The third consideration is functional specialisation. ‘Oftentimes, proprietary and confidential information is summarised using abstraction and transmitted using electronic documents,’ Anderson point out. He concurs with Weiss and Uzzo that email is not the most secure mode for the transfer of potentially sensitive data. ‘Organisations retain a very document-centric approach that relies on email for communication. But scientific information exchange requires specialised language. By embedding such specialised communication functionality directly into the collaboration system, one avoids the ‘portability’ risk that electronic documents exhibit. The Spectrus platform, for example, offers specialised communication functionality for experimental summaries in analytical measurement sciences. We also offer the data translation tools that allow authorised users to read data that has been sent in proprietary formats.’
Benefits outweigh risks
There is no indication that this growth in partnering will slow and, despite ongoing concerns about security and confidentiality, the industry recognises that the benefits of working with solution providers that offer specific expertise and IP far outweigh potential risks associated with exchanging sensitive data, notes Megean Schoenberg, director of product management, informatics, at PerkinElmer. ‘Cloud technologies have had a major part to play in facilitating collaborative models. Go back five years and organisations were worried about the perceived safety issues of using cloud technologies. Today, the industry is far more willing to leverage cloud-based informatics platforms for sharing research, workflows, results and analyses. Setting up collaborations in the cloud means that each party has access to the same informatics infrastructure. At the same time, data exchanged as part of the joint work or service activities is kept corralled in the cloud, helping to ensure that in-house systems are at much less risk of breach.’

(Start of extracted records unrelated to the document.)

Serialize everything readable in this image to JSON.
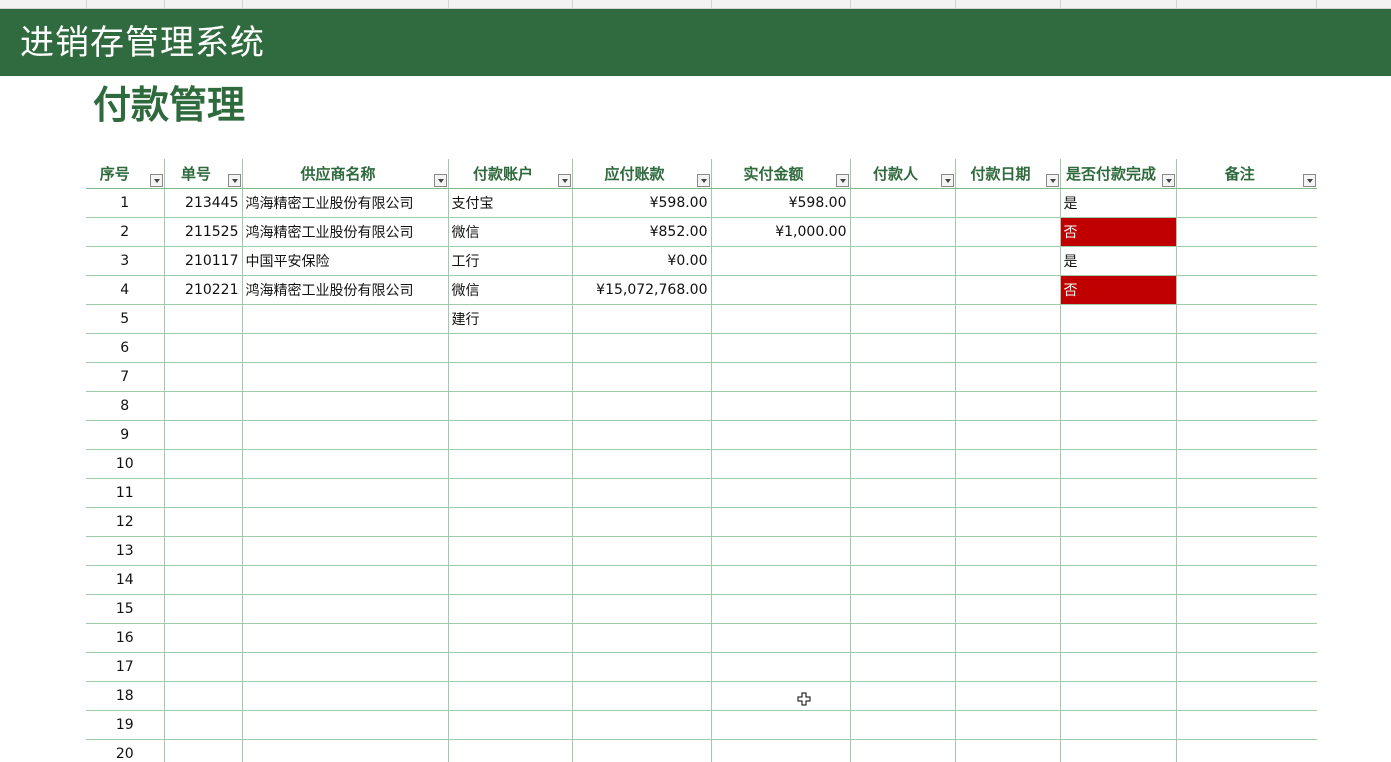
{
  "app": {
    "title": "进销存管理系统"
  },
  "page": {
    "title": "付款管理"
  },
  "colors": {
    "banner": "#306a3f",
    "heading_text": "#2f6a3d",
    "grid_line": "#9fcca8",
    "status_no_fill": "#c00000"
  },
  "table": {
    "columns": [
      "序号",
      "单号",
      "供应商名称",
      "付款账户",
      "应付账款",
      "实付金额",
      "付款人",
      "付款日期",
      "是否付款完成",
      "备注"
    ],
    "rows": [
      {
        "seq": "1",
        "order_no": "213445",
        "supplier": "鸿海精密工业股份有限公司",
        "account": "支付宝",
        "payable": "¥598.00",
        "paid": "¥598.00",
        "payer": "",
        "date": "",
        "done": "是",
        "note": ""
      },
      {
        "seq": "2",
        "order_no": "211525",
        "supplier": "鸿海精密工业股份有限公司",
        "account": "微信",
        "payable": "¥852.00",
        "paid": "¥1,000.00",
        "payer": "",
        "date": "",
        "done": "否",
        "note": ""
      },
      {
        "seq": "3",
        "order_no": "210117",
        "supplier": "中国平安保险",
        "account": "工行",
        "payable": "¥0.00",
        "paid": "",
        "payer": "",
        "date": "",
        "done": "是",
        "note": ""
      },
      {
        "seq": "4",
        "order_no": "210221",
        "supplier": "鸿海精密工业股份有限公司",
        "account": "微信",
        "payable": "¥15,072,768.00",
        "paid": "",
        "payer": "",
        "date": "",
        "done": "否",
        "note": ""
      },
      {
        "seq": "5",
        "order_no": "",
        "supplier": "",
        "account": "建行",
        "payable": "",
        "paid": "",
        "payer": "",
        "date": "",
        "done": "",
        "note": ""
      },
      {
        "seq": "6",
        "order_no": "",
        "supplier": "",
        "account": "",
        "payable": "",
        "paid": "",
        "payer": "",
        "date": "",
        "done": "",
        "note": ""
      },
      {
        "seq": "7",
        "order_no": "",
        "supplier": "",
        "account": "",
        "payable": "",
        "paid": "",
        "payer": "",
        "date": "",
        "done": "",
        "note": ""
      },
      {
        "seq": "8",
        "order_no": "",
        "supplier": "",
        "account": "",
        "payable": "",
        "paid": "",
        "payer": "",
        "date": "",
        "done": "",
        "note": ""
      },
      {
        "seq": "9",
        "order_no": "",
        "supplier": "",
        "account": "",
        "payable": "",
        "paid": "",
        "payer": "",
        "date": "",
        "done": "",
        "note": ""
      },
      {
        "seq": "10",
        "order_no": "",
        "supplier": "",
        "account": "",
        "payable": "",
        "paid": "",
        "payer": "",
        "date": "",
        "done": "",
        "note": ""
      },
      {
        "seq": "11",
        "order_no": "",
        "supplier": "",
        "account": "",
        "payable": "",
        "paid": "",
        "payer": "",
        "date": "",
        "done": "",
        "note": ""
      },
      {
        "seq": "12",
        "order_no": "",
        "supplier": "",
        "account": "",
        "payable": "",
        "paid": "",
        "payer": "",
        "date": "",
        "done": "",
        "note": ""
      },
      {
        "seq": "13",
        "order_no": "",
        "supplier": "",
        "account": "",
        "payable": "",
        "paid": "",
        "payer": "",
        "date": "",
        "done": "",
        "note": ""
      },
      {
        "seq": "14",
        "order_no": "",
        "supplier": "",
        "account": "",
        "payable": "",
        "paid": "",
        "payer": "",
        "date": "",
        "done": "",
        "note": ""
      },
      {
        "seq": "15",
        "order_no": "",
        "supplier": "",
        "account": "",
        "payable": "",
        "paid": "",
        "payer": "",
        "date": "",
        "done": "",
        "note": ""
      },
      {
        "seq": "16",
        "order_no": "",
        "supplier": "",
        "account": "",
        "payable": "",
        "paid": "",
        "payer": "",
        "date": "",
        "done": "",
        "note": ""
      },
      {
        "seq": "17",
        "order_no": "",
        "supplier": "",
        "account": "",
        "payable": "",
        "paid": "",
        "payer": "",
        "date": "",
        "done": "",
        "note": ""
      },
      {
        "seq": "18",
        "order_no": "",
        "supplier": "",
        "account": "",
        "payable": "",
        "paid": "",
        "payer": "",
        "date": "",
        "done": "",
        "note": ""
      },
      {
        "seq": "19",
        "order_no": "",
        "supplier": "",
        "account": "",
        "payable": "",
        "paid": "",
        "payer": "",
        "date": "",
        "done": "",
        "note": ""
      },
      {
        "seq": "20",
        "order_no": "",
        "supplier": "",
        "account": "",
        "payable": "",
        "paid": "",
        "payer": "",
        "date": "",
        "done": "",
        "note": ""
      }
    ]
  },
  "icons": {
    "filter": "chevron-down-icon",
    "cursor": "move-cursor-icon"
  }
}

Despite a huge focus on security and confidentiality, email still remains one of the most frequently used methods for transferring information, both within and between organisations, Schoenberg comments. ‘We don’t yet seem to have realised that emailing and texting from smartphones are major risks to data security, despite the widespread availability of encryption software. Even emailing documents from one department to another within the same company poses a security issue. Security issues aside, sending emailed updates as Word files after the event doesn’t provide context, and doesn’t allow the sponsor organisation or collaborator to follow workflows and experiments as they happen in real time.’

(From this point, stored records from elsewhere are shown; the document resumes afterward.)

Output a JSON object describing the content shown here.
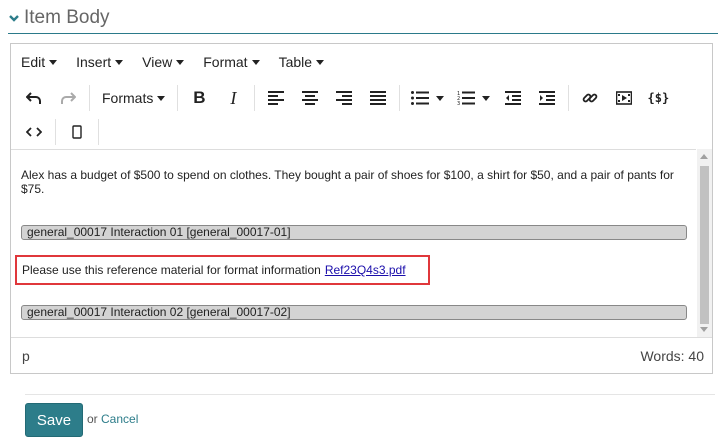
{
  "section": {
    "title": "Item Body"
  },
  "menubar": [
    {
      "label": "Edit"
    },
    {
      "label": "Insert"
    },
    {
      "label": "View"
    },
    {
      "label": "Format"
    },
    {
      "label": "Table"
    }
  ],
  "toolbar": {
    "formats_label": "Formats"
  },
  "content": {
    "paragraph": "Alex has a budget of $500 to spend on clothes. They bought a pair of shoes for $100, a shirt for $50, and a pair of pants for $75.",
    "interaction1": "general_00017 Interaction 01 [general_00017-01]",
    "reference_text": "Please use this reference material for format information",
    "reference_link": "Ref23Q4s3.pdf",
    "interaction2": "general_00017 Interaction 02 [general_00017-02]"
  },
  "statusbar": {
    "element_path": "p",
    "word_count": "Words: 40"
  },
  "footer": {
    "save_label": "Save",
    "or_text": "or",
    "cancel_label": "Cancel"
  },
  "colors": {
    "accent": "#2d7d8a",
    "highlight_border": "#e0373b",
    "link": "#1a0dab"
  }
}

PerkinElmer recognises the need for a flexible informatics infrastructures that will support secure communication and data sharing between research partners, CROs and their clients. ‘Thinking particularly about the huge growth in outsourcing to CROs, we are working with clients to develop an environment that will allow sponsors rapidly to set up a web-hosted collaborative environment for their CROs, which will enable secure communication and information exchange. These environments can then be closed down quickly when the relationship ends. Data is transferred into the platform for access, but only for as long as it is needed. It can then be pulled back down behind the corporate firewall.’
A quick-fit, cloud-based ELN
This flexibility is important when you consider that R&D organisations often have their preferred CROs, contributors and partners, who they may work with over many years, but perhaps only for short periods at a time in any one project. ‘Using a quick-fit cloud-based ELN environment means that links can be shuttered when there is no ongoing collaboration, reducing the risk of accidental or intentional transfer of sensitive data, or of third parties accessing proprietary information. ‘
The requirements to keep data secure should not be an excuse to stifle collaboration and outsourcing, which have transformed the R&D sector and demonstrated huge benefits in terms of innovation, cost savings and successful development, Schoenberg stresses. ‘Security issues should not hamper the exchange of the very data that will inform decision making and drive a project forwards. Informatics providers have a major role to play in ensuring that the technologies are available to aid safe and secure communication and data flow.’